Com'è finita la battaglia legale tra Corona e la Lucarelli

Assolto l'ex re dei paparazzi. Era accusa di diffamazione e calunnia

Assolto. Fabrizio Corona ha vinto la "battaglia" legale contro Selvaggia Lucarelli. Mercoledì, nel processo davanti al giudice della settimana sezione penale del tribunale di Milano Daniela Clemente, l'ex re dei paparazzi è stato infatti scagionato dalle accuse di calunnia e diffamazione contro la giornalista. 

Corona era stato rinviato a giudizio per delle frasi rivolte alla Lucarelli sui social e durante un'ospitata Tv su La7. L'ex agente aveva detto e scritto: "Sono anni e anni che vuole il mio corpo e io non glielo do", "è ossessionata da me". La procura ha chiesto l’assoluzione perché il fatto non costituisce reato ritenendo le risposte date da Corona nelle tre diverse occasioni una "reazione, una risposta a una critica". Era stata la Lucarelli, infatti, ad "accendere" la miccia parlando dell'ex paparazzo come "un fesso, recidivo" e rincarando poi la dose in televisione, affermando che "Corona dovrebbe darsi del coglione da sé".

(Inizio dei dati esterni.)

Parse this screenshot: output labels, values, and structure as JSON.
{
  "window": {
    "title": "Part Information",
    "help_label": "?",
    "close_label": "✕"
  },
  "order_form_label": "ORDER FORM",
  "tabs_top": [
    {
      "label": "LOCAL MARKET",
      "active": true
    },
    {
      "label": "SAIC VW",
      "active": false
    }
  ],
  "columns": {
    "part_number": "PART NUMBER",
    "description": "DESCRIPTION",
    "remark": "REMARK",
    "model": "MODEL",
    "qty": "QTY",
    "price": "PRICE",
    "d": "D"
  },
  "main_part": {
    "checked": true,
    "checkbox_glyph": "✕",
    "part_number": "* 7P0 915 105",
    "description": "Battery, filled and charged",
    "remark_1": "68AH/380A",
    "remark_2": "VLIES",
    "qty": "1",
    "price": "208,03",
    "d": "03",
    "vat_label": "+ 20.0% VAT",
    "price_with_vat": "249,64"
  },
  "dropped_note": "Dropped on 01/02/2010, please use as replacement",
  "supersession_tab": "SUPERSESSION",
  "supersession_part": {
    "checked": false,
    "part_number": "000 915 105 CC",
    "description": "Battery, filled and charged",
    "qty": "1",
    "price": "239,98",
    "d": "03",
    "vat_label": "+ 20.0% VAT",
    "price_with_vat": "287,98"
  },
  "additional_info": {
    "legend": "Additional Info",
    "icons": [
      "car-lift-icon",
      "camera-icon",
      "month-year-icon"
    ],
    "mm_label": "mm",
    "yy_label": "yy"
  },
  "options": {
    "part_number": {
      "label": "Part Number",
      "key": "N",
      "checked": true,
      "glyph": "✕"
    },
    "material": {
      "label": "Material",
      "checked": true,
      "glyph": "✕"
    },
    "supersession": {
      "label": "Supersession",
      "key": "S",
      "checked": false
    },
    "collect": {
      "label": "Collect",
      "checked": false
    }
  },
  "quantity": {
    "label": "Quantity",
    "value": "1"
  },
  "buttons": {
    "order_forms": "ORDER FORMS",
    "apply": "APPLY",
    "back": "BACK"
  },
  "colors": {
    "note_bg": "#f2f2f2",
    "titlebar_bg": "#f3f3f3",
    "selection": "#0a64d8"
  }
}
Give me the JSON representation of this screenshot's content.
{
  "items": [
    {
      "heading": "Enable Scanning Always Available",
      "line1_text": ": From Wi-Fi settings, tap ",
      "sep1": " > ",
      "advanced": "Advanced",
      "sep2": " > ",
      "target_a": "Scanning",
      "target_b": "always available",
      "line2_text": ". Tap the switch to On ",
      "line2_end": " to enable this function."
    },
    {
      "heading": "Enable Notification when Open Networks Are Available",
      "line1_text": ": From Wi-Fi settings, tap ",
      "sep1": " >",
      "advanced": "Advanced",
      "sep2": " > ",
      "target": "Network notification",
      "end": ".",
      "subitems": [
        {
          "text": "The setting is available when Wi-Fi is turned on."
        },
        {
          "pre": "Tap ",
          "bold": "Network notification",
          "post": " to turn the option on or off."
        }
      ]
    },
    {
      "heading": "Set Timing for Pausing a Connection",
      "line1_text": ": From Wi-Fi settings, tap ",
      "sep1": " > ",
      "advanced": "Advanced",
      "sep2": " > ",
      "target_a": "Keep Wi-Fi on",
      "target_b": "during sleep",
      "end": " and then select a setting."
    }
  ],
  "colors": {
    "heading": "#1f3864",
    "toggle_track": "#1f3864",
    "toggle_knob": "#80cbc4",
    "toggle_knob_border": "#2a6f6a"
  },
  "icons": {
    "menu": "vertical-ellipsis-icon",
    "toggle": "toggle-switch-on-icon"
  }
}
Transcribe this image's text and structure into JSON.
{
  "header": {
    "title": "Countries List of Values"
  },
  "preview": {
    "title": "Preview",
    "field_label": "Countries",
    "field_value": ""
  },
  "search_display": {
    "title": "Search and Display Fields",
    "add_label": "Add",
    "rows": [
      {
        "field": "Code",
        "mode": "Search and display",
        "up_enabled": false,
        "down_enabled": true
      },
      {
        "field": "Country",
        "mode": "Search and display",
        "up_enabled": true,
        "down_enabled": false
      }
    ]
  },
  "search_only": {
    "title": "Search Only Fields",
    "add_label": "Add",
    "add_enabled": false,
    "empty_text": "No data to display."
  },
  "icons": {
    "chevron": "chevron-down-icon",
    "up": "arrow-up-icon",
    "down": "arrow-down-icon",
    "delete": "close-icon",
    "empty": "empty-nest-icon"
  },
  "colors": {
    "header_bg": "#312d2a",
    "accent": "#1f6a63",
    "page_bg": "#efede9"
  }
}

Il difensore di Corona, Ivano Chiesa, che si è chiaramente associato alla richiesta di assoluzione, ha sostenuto che c’è un limite alla critica "ed è il rispetto della dignità degli altri se lo superi, se fai l’odiatrice, preparati che un giorno qualcuno ti dice basta".

Corona era presente in aula, assieme alla sua nuova fidanzata, e ha reso anche dichiarazioni prima della sentenza parlando di un "attacco contro di me" da parte di Lucarelli. Quando il giudice Daniele Clemente ha letto la sentenza di assoluzione, era però già andato via.